In Fig. 1, the plateau upon expansion around 25 dyne/cm corresponds closely to the LC-LE phase transition pressure (Mansour et al., 2001; Takamoto et al., 2001) and is independent of ionic strength. From the relatively rapid change in molecular area with decreasing surface pressure (below ∼25 mN/m), it appears that the DPPG expelled to the subphase begins to respread when the surface pressure is lower than the LC-LE phase transition pressure. When the surface pressure drops below this pressure, the surface pressure within the vesicles is likely similar or higher than in the monolayer and the vesicle can readsorb into the monolayer. An alternate explanation is that the monolayer must be sufficiently fluid to make room for additional material at the interface. Thus, reincorporation only occurs when a significant fraction of the monolayer is in the fluid state and has a low surface viscosity (Ding et al., 2002). Hence, in addition to the repulsive electrostatic interaction discussed above, an attractive interaction at lower surface pressures may cause the surfactant to readsorb. However, the isotherms do not reveal anything about the organization of the collapse structures.
Brewster angle microscopy
BAM images confirm our earlier fluorescence microscopy (Takamoto et al., 2001) that shows the material lost from the monolayer forms bilayer aggregates or vesicles in the subphase at all salt concentrations (Fig. 3). At collapse, these bilayer aggregates appears as bright spots, smaller than the resolution of the BAM. The number of bright spots depends on how many of these aggregates stay within the depth of field of the BAM. In the buffer-only case, a few large bright streaks of aggregated material are evident in images recorded at collapse, indicating that little collapse material remains near the monolayer (Fig. 3 A). This is to be compared with both the 150-mM and 1-M salt samples (Fig. 3, B and C), which have numerous bright spots in the BAM images. The 1-M sample (Fig. 3 C) has significantly more bright spots at collapse than the 150-mM sample (Fig. 3 B), likely due to more collapsed material remaining near the monolayer. This correlates directly to the higher fractional recovery of the monolayer on expansion (Figs. 1 and 2).
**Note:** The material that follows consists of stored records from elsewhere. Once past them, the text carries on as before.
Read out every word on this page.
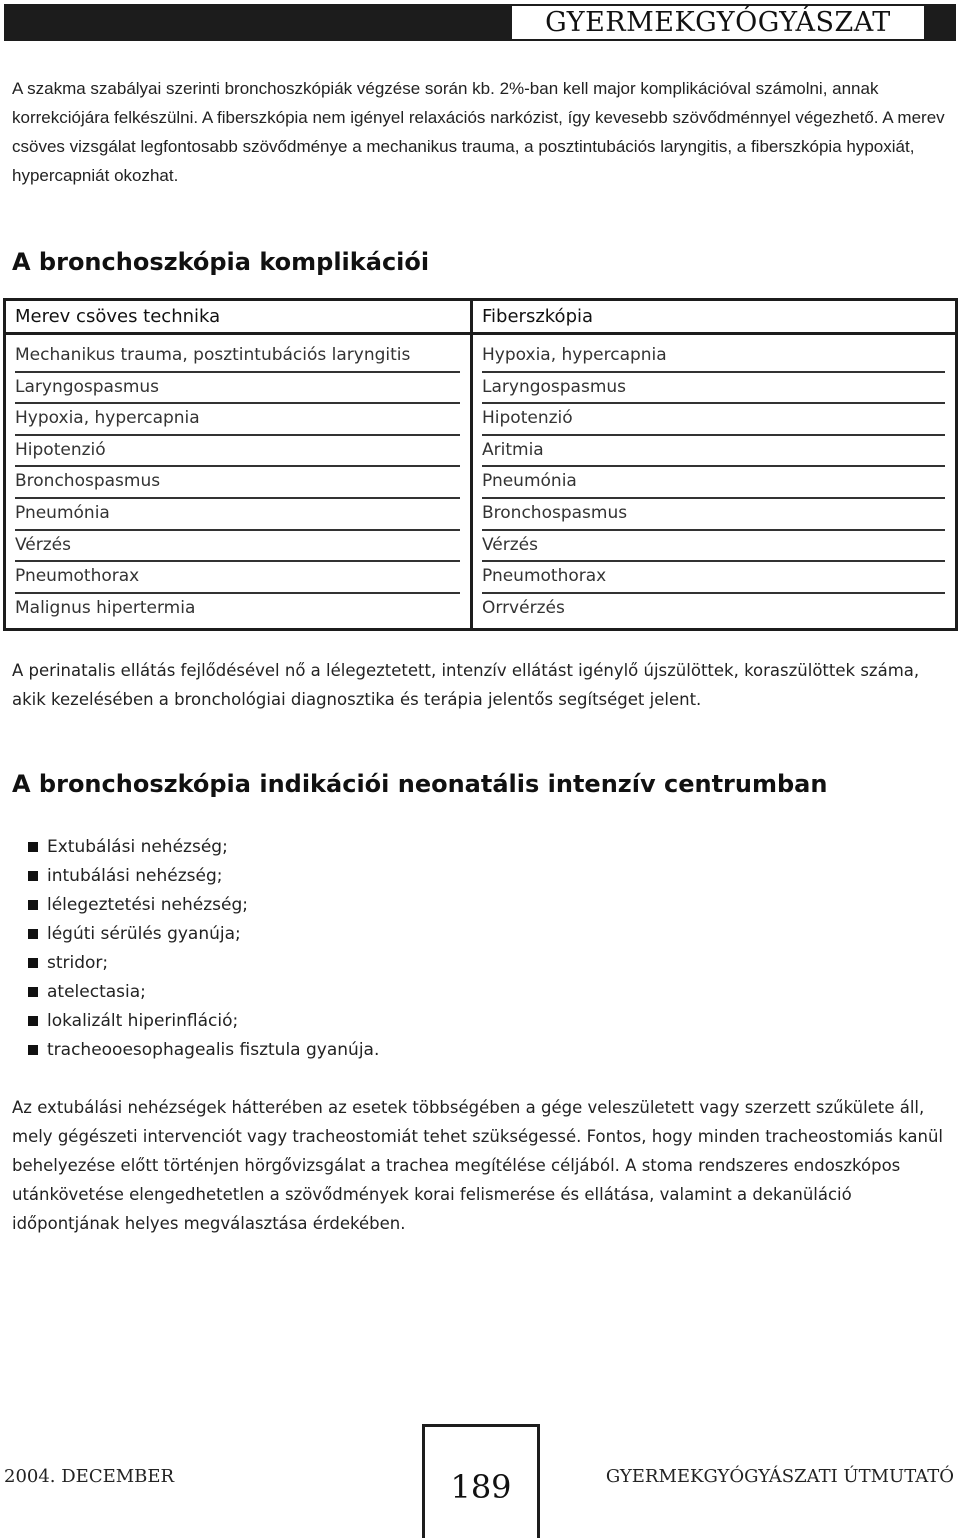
GYERMEKGYÓGYÁSZAT

A szakma szabályai szerinti bronchoszkópiák végzése során kb. 2%-ban kell major komplikációval számolni, annak korrekciójára felkészülni. A fiberszkópia nem igényel relaxációs narkózist, így kevesebb szövődménnyel végezhető. A merev csöves vizsgálat legfontosabb szövődménye a mechanikus trauma, a posztintubációs laryngitis, a fiberszkópia hypoxiát, hypercapniát okozhat.

A bronchoszkópia komplikációi
Merev csöves technika
Mechanikus trauma, posztintubációs laryngitis
Laryngospasmus
Hypoxia, hypercapnia
Hipotenzió
Bronchospasmus
Pneumónia
Vérzés
Pneumothorax
Malignus hipertermia
Fiberszkópia
Hypoxia, hypercapnia
Laryngospasmus
Hipotenzió
Aritmia
Pneumónia
Bronchospasmus
Vérzés
Pneumothorax
Orrvérzés

A perinatalis ellátás fejlődésével nő a lélegeztetett, intenzív ellátást igénylő újszülöttek, koraszülöttek száma, akik kezelésében a bronchológiai diagnosztika és terápia jelentős segítséget jelent.

A bronchoszkópia indikációi neonatális intenzív centrumban
Extubálási nehézség;
intubálási nehézség;
lélegeztetési nehézség;
légúti sérülés gyanúja;
stridor;
atelectasia;
lokalizált hiperinfláció;
tracheooesophagealis fisztula gyanúja.

Az extubálási nehézségek hátterében az esetek többségében a gége veleszületett vagy szerzett szűkülete áll, mely gégészeti intervenciót vagy tracheostomiát tehet szükségessé. Fontos, hogy minden tracheostomiás kanül behelyezése előtt történjen hörgővizsgálat a trachea megítélése céljából. A stoma rendszeres endoszkópos utánkövetése elengedhetetlen a szövődmények korai felismerése és ellátása, valamint a dekanüláció időpontjának helyes megválasztása érdekében.

2004. DECEMBER	189	GYERMEKGYÓGYÁSZATI ÚTMUTATÓ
During the expansion of the 1-M salt monolayer, some of the bright spots corresponding to the collapse material persist down to a surface pressure of 5 mN/m. However, the number of bright spots begins to decrease at <30 mN/m, which corresponds to the kink in the isotherm (Fig. 1). The collapse material appears to spread out heterogeneously, suggesting that the readsorption depends on local conditions and local interactions with the monolayer. The expansion of the 150-mM salt monolayer is quite different. By 50 mN/m, the bright spots have disappeared, only to reappear at 20 mN/m. This is due to the collapse material staying near the monolayer, but outside of the depth of field of the microscope, until the material starts to respread at ∼20 dynes/cm. This suggests that the interactions between the monolayer and the aggregate grow more attractive as the surface pressure is lowered. The expansion of the monolayer on buffer is quite different. The only visible features are sparsely distributed bright streaks present at collapse (Fig. 3 A) that disappear by 40 dyne/cm. Very little contrast is seen throughout the expansion. No bright spots are seen near the monolayer at any surface pressure, consistent with the small fraction of material recovered in this monolayer (Figs. 1 and 2).
Atomic force microscopy
The BAM images suggest a quite different arrangement of the collapsed material depending on the subphase ionic strength. AFM images of monolayers transferred by Langmuir-Blodgett deposition on mica substrates after collapse (Zasadzinski et al., 1994) also showed significantly different organization of the collapsed material depending on the subphase ionic strength. For the monolayer transferred from a subphase containing only buffer, little material remained near the monolayer (Fig. 4 A). The transferred monolayer was smooth, with few bright spots in the AFM image and an occasional multilayer patch, which was ∼5 nm high, consistent with the expected thickness of a DPPG bilayer (Fig. 4 A, inset). This suggested a monolayer folding or buckling mechanism, consistent with the appearance of such folds and cracks in the BAM images (Fig. 3 A).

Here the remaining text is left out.